If you believe that our company is processing personal data in violation of your right to protection of your private or personal life, you can request an explanation from our company and the elimination of such situation.

You can exercise all your rights by contacting the contacts listed in this General Policy.

11. Lessons learned

The content of our website is protected by the relevant provisions of intellectual property legislation. If you use the content of our website in any form, you must have our express written consent.

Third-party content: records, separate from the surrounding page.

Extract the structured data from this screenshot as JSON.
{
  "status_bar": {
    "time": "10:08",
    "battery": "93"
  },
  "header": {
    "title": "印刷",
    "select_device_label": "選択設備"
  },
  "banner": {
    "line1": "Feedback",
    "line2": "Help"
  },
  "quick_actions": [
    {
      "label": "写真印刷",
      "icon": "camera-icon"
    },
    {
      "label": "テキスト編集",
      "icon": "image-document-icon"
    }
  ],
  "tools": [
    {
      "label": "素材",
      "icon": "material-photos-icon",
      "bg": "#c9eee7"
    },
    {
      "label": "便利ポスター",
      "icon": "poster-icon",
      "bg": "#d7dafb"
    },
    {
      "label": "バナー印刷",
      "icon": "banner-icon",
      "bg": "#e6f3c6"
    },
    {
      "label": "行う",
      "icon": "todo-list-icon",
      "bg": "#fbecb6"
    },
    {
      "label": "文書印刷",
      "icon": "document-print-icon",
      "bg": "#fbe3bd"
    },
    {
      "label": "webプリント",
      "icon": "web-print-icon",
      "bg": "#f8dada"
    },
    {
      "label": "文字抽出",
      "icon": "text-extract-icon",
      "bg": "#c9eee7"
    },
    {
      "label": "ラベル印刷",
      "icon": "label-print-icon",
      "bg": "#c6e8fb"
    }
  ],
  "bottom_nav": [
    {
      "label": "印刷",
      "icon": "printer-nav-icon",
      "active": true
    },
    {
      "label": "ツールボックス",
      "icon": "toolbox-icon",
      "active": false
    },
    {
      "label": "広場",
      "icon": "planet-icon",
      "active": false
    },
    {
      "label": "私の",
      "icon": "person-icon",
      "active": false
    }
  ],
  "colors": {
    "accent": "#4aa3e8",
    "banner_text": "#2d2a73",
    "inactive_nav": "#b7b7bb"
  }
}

12. Amendment of the General Principles

We reserve the right, if necessary, to amend these General Principles, in particular with regard to the development of national legislation, the decision-making practice of the Office for Personal Data Protection and other recommendations and opinions of other bodies whose outputs relate to the area of personal data protection. We encourage you to review this General Policy periodically to stay up-to-date on how we are helping to protect the personal data we process about you.

13. Contact

If you have any questions about data protection or withdraw your consent to further processing of your personal data, you can contact us at the contact details above or contact our data protection officer.

In this context, we would like to inform you that we may require you to provide us with appropriate proof of your identity in order to verify your identity. This is a precautionary security measure to prevent unauthorised persons from accessing your personal data.

14. Effectiveness

These Guidelines are effective from 25. 5. 2018.